Federal Reserve policymakers are increasingly attentive to the U.S. labor market as they prepare for a policy-setting meeting later this month when their assessment of job-market health will be key to how big an interest-rate cut they deliver.
Analysts largely expect the Fed to stick to a quarter-point reduction, given that employers have continued to hire although at a slower pace than before, and with the unemployment rate on the rise but still at a relatively low 4.3%.
But data on Wednesday showing job openings in July fell to the lowest level in three and a half years may add to the sense that the job market may be nearing a tipping point, and could build the case for a larger rate cut.
The ratio of job openings to jobseekers – which Fed Chair Jerome Powell and other U.S. central bankers have said they track closely – is now below the pre-pandemic average.
After the report, financial markets added to bets on an upsized rate cut at the Fed’s September 17-18 meeting.

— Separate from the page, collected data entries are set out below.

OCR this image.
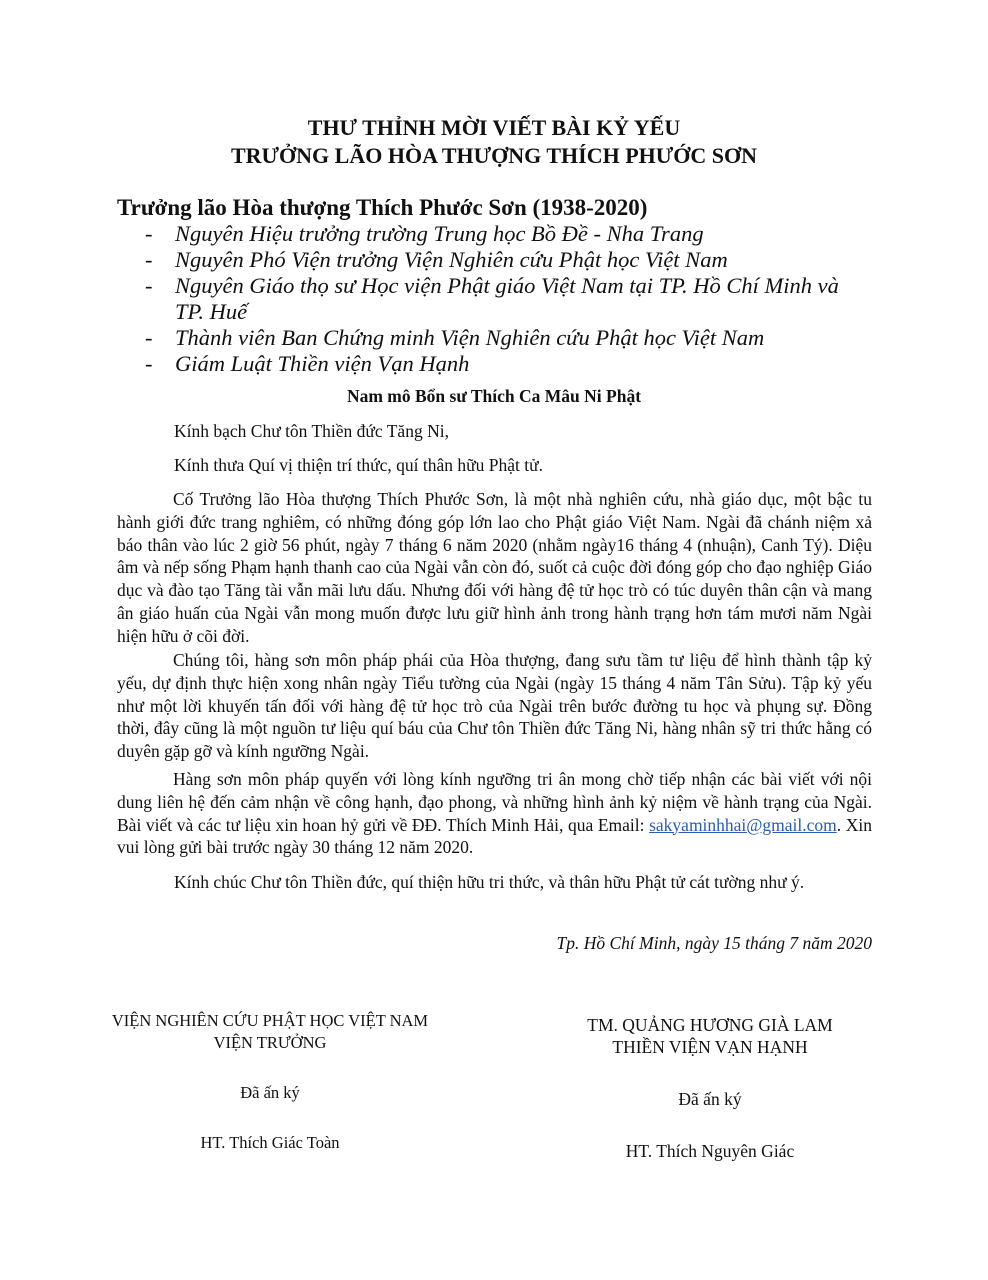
THƯ THỈNH MỜI VIẾT BÀI KỶ YẾU
TRƯỞNG LÃO HÒA THƯỢNG THÍCH PHƯỚC SƠN
Trưởng lão Hòa thượng Thích Phước Sơn (1938-2020)
- Nguyên Hiệu trưởng trường Trung học Bồ Đề - Nha Trang
- Nguyên Phó Viện trưởng Viện Nghiên cứu Phật học Việt Nam
- Nguyên Giáo thọ sư Học viện Phật giáo Việt Nam tại TP. Hồ Chí Minh và TP. Huế
- Thành viên Ban Chứng minh Viện Nghiên cứu Phật học Việt Nam
- Giám Luật Thiền viện Vạn Hạnh
Nam mô Bổn sư Thích Ca Mâu Ni Phật
Kính bạch Chư tôn Thiền đức Tăng Ni,
Kính thưa Quí vị thiện trí thức, quí thân hữu Phật tử.

Cố Trưởng lão Hòa thượng Thích Phước Sơn, là một nhà nghiên cứu, nhà giáo dục, một bậc tu hành giới đức trang nghiêm, có những đóng góp lớn lao cho Phật giáo Việt Nam. Ngài đã chánh niệm xả báo thân vào lúc 2 giờ 56 phút, ngày 7 tháng 6 năm 2020 (nhằm ngày16 tháng 4 (nhuận), Canh Tý). Diệu âm và nếp sống Phạm hạnh thanh cao của Ngài vẫn còn đó, suốt cả cuộc đời đóng góp cho đạo nghiệp Giáo dục và đào tạo Tăng tài vẫn mãi lưu dấu. Nhưng đối với hàng đệ tử học trò có túc duyên thân cận và mang ân giáo huấn của Ngài vẫn mong muốn được lưu giữ hình ảnh trong hành trạng hơn tám mươi năm Ngài hiện hữu ở cõi đời.

Chúng tôi, hàng sơn môn pháp phái của Hòa thượng, đang sưu tầm tư liệu để hình thành tập kỷ yếu, dự định thực hiện xong nhân ngày Tiểu tường của Ngài (ngày 15 tháng 4 năm Tân Sửu). Tập kỷ yếu như một lời khuyến tấn đối với hàng đệ tử học trò của Ngài trên bước đường tu học và phụng sự. Đồng thời, đây cũng là một nguồn tư liệu quí báu của Chư tôn Thiền đức Tăng Ni, hàng nhân sỹ tri thức hằng có duyên gặp gỡ và kính ngưỡng Ngài.

Hàng sơn môn pháp quyến với lòng kính ngưỡng tri ân mong chờ tiếp nhận các bài viết với nội dung liên hệ đến cảm nhận về công hạnh, đạo phong, và những hình ảnh kỷ niệm về hành trạng của Ngài. Bài viết và các tư liệu xin hoan hỷ gửi về ĐĐ. Thích Minh Hải, qua Email: sakyaminhhai@gmail.com. Xin vui lòng gửi bài trước ngày 30 tháng 12 năm 2020.

Kính chúc Chư tôn Thiền đức, quí thiện hữu tri thức, và thân hữu Phật tử cát tường như ý.
Tp. Hồ Chí Minh, ngày 15 tháng 7 năm 2020
VIỆN NGHIÊN CỨU PHẬT HỌC VIỆT NAM
VIỆN TRƯỞNG
Đã ấn ký
HT. Thích Giác Toàn
TM. QUẢNG HƯƠNG GIÀ LAM
THIỀN VIỆN VẠN HẠNH
Đã ấn ký
HT. Thích Nguyên Giác
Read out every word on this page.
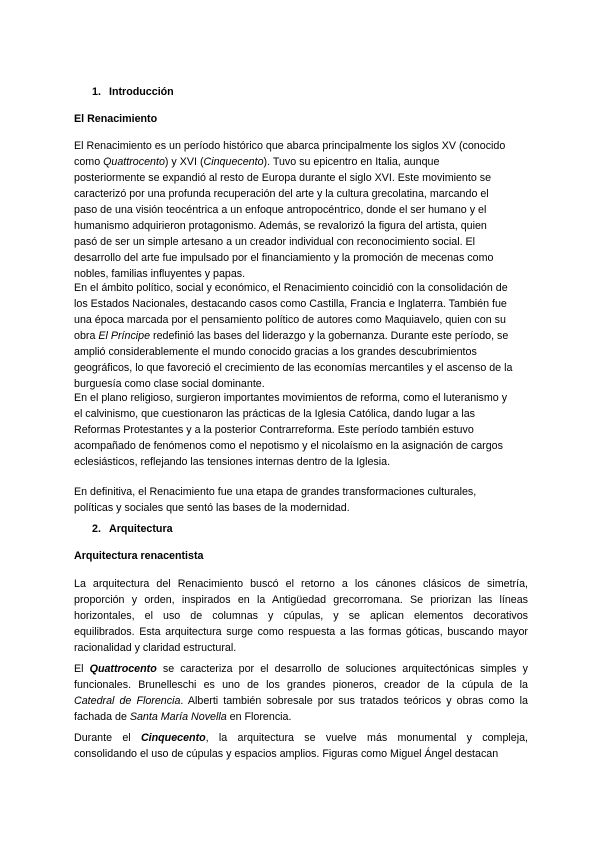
1. Introducción
El Renacimiento
El Renacimiento es un período histórico que abarca principalmente los siglos XV (conocido
como Quattrocento) y XVI (Cinquecento). Tuvo su epicentro en Italia, aunque
posteriormente se expandió al resto de Europa durante el siglo XVI. Este movimiento se
caracterizó por una profunda recuperación del arte y la cultura grecolatina, marcando el
paso de una visión teocéntrica a un enfoque antropocéntrico, donde el ser humano y el
humanismo adquirieron protagonismo. Además, se revalorizó la figura del artista, quien
pasó de ser un simple artesano a un creador individual con reconocimiento social. El
desarrollo del arte fue impulsado por el financiamiento y la promoción de mecenas como
nobles, familias influyentes y papas.
En el ámbito político, social y económico, el Renacimiento coincidió con la consolidación de
los Estados Nacionales, destacando casos como Castilla, Francia e Inglaterra. También fue
una época marcada por el pensamiento político de autores como Maquiavelo, quien con su
obra El Príncipe redefinió las bases del liderazgo y la gobernanza. Durante este período, se
amplió considerablemente el mundo conocido gracias a los grandes descubrimientos
geográficos, lo que favoreció el crecimiento de las economías mercantiles y el ascenso de la
burguesía como clase social dominante.
En el plano religioso, surgieron importantes movimientos de reforma, como el luteranismo y
el calvinismo, que cuestionaron las prácticas de la Iglesia Católica, dando lugar a las
Reformas Protestantes y a la posterior Contrarreforma. Este período también estuvo
acompañado de fenómenos como el nepotismo y el nicolaísmo en la asignación de cargos
eclesiásticos, reflejando las tensiones internas dentro de la Iglesia.
En definitiva, el Renacimiento fue una etapa de grandes transformaciones culturales,
políticas y sociales que sentó las bases de la modernidad.
2. Arquitectura
Arquitectura renacentista
La arquitectura del Renacimiento buscó el retorno a los cánones clásicos de simetría,
proporción y orden, inspirados en la Antigüedad grecorromana. Se priorizan las líneas
horizontales, el uso de columnas y cúpulas, y se aplican elementos decorativos
equilibrados. Esta arquitectura surge como respuesta a las formas góticas, buscando mayor
racionalidad y claridad estructural.
El Quattrocento se caracteriza por el desarrollo de soluciones arquitectónicas simples y
funcionales. Brunelleschi es uno de los grandes pioneros, creador de la cúpula de la
Catedral de Florencia. Alberti también sobresale por sus tratados teóricos y obras como la
fachada de Santa María Novella en Florencia.
Durante el Cinquecento, la arquitectura se vuelve más monumental y compleja,
consolidando el uso de cúpulas y espacios amplios. Figuras como Miguel Ángel destacan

Rate-futures contracts now see a half-point cut as nearly as likely as a quarter-point cut.
“The report suggests that the labor market is cooling and that the pace of cooling may be accelerating,” wrote ZipRecruiter Chief Economist Julia Pollak, who is among the minority of analysts who feel the Fed should have started cutting rates in July.

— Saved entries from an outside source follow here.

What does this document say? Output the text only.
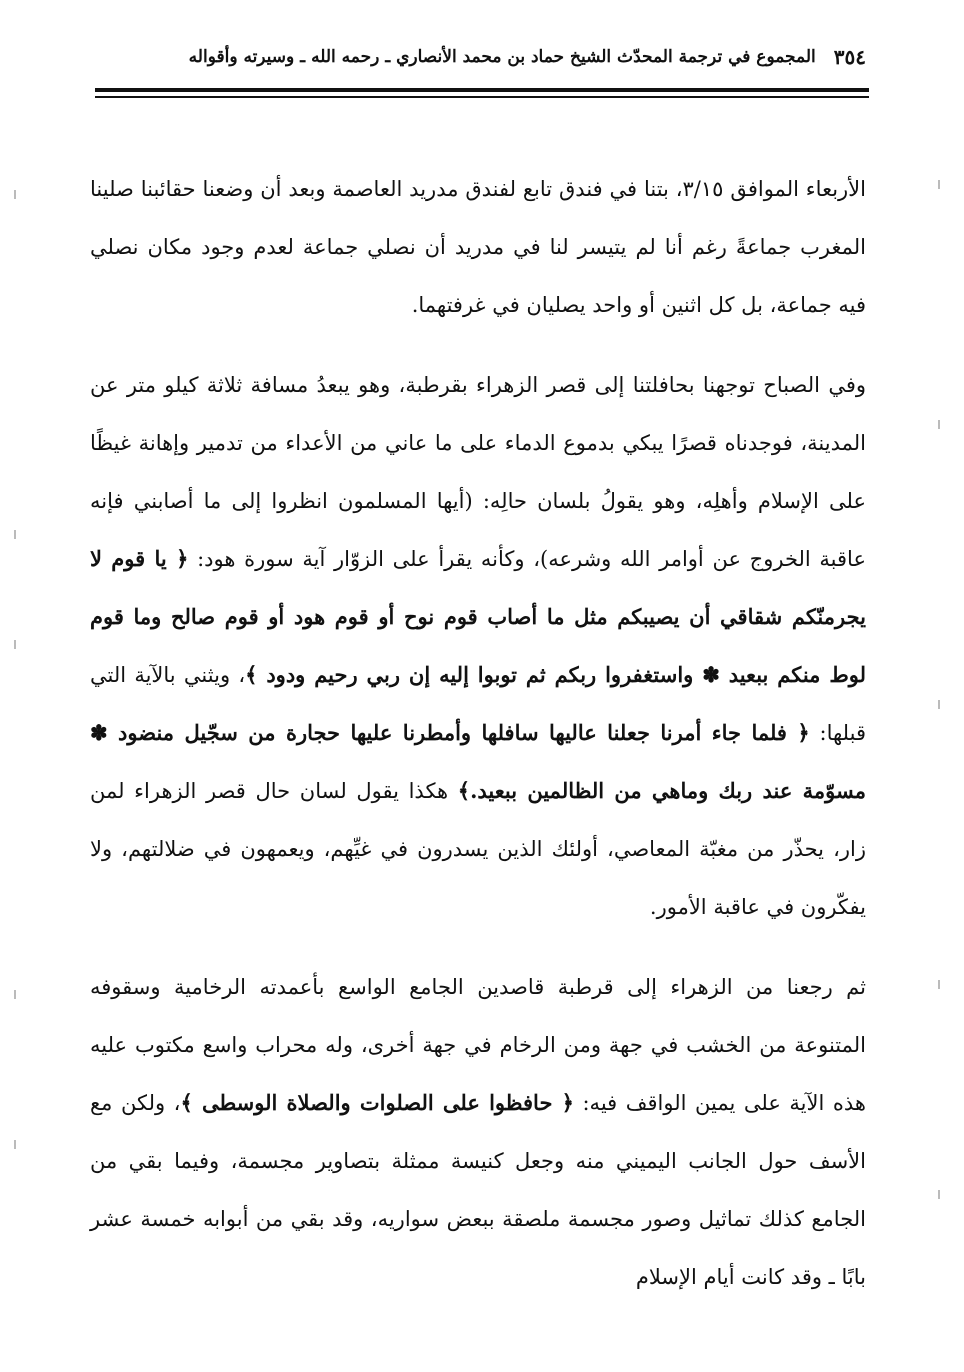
٣٥٤
المجموع في ترجمة المحدّث الشيخ حماد بن محمد الأنصاري ـ رحمه الله ـ وسيرته وأقواله

الأربعاء الموافق ٣/١٥، بتنا في فندق تابع لفندق مدريد العاصمة وبعد أن وضعنا حقائبنا صلينا المغرب جماعةً رغم أنا لم يتيسر لنا في مدريد أن نصلي جماعة لعدم وجود مكان نصلي فيه جماعة، بل كل اثنين أو واحد يصليان في غرفتهما.

وفي الصباح توجهنا بحافلتنا إلى قصر الزهراء بقرطبة، وهو يبعدُ مسافة ثلاثة كيلو متر عن المدينة، فوجدناه قصرًا يبكي بدموع الدماء على ما عاني من الأعداء من تدمير وإهانة غيظًا على الإسلام وأهلِه، وهو يقولُ بلسان حالِه: (أيها المسلمون انظروا إلى ما أصابني فإنه عاقبة الخروج عن أوامر الله وشرعه)، وكأنه يقرأ على الزوّار آية سورة هود: ﴿ يا قوم لا يجرمنّكم شقاقي أن يصيبكم مثل ما أصاب قوم نوح أو قوم هود أو قوم صالح وما قوم لوط منكم ببعيد ✽ واستغفروا ربكم ثم توبوا إليه إن ربي رحيم ودود ﴾، ويثني بالآية التي قبلها: ﴿ فلما جاء أمرنا جعلنا عاليها سافلها وأمطرنا عليها حجارة من سجّيل منضود ✽ مسوّمة عند ربك وماهي من الظالمين ببعيد.﴾ هكذا يقول لسان حال قصر الزهراء لمن زار، يحذّر من مغبّة المعاصي، أولئك الذين يسدرون في غيِّهم، ويعمهون في ضلالتهم، ولا يفكّرون في عاقبة الأمور.

ثم رجعنا من الزهراء إلى قرطبة قاصدين الجامع الواسع بأعمدته الرخامية وسقوفه المتنوعة من الخشب في جهة ومن الرخام في جهة أخرى، وله محراب واسع مكتوب عليه هذه الآية على يمين الواقف فيه: ﴿ حافظوا على الصلوات والصلاة الوسطى ﴾، ولكن مع الأسف حول الجانب اليميني منه وجعل كنيسة ممثلة بتصاوير مجسمة، وفيما بقي من الجامع كذلك تماثيل وصور مجسمة ملصقة ببعض سواريه، وقد بقي من أبوابه خمسة عشر بابًا ـ وقد كانت أيام الإسلام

Fed policymakers for their part have said they expect the next monthly jobs report, due out on Friday, and the August consumer price index data, to be published next week, to inform their judgment on their upcoming policy decision.
However, the direction of their next move is not in doubt.
“We must not maintain a restrictive policy stance for too long,” Atlanta Federal Reserve President Raphael Bostic said in an essay released on the regional bank’s website ahead of Wednesday’s data.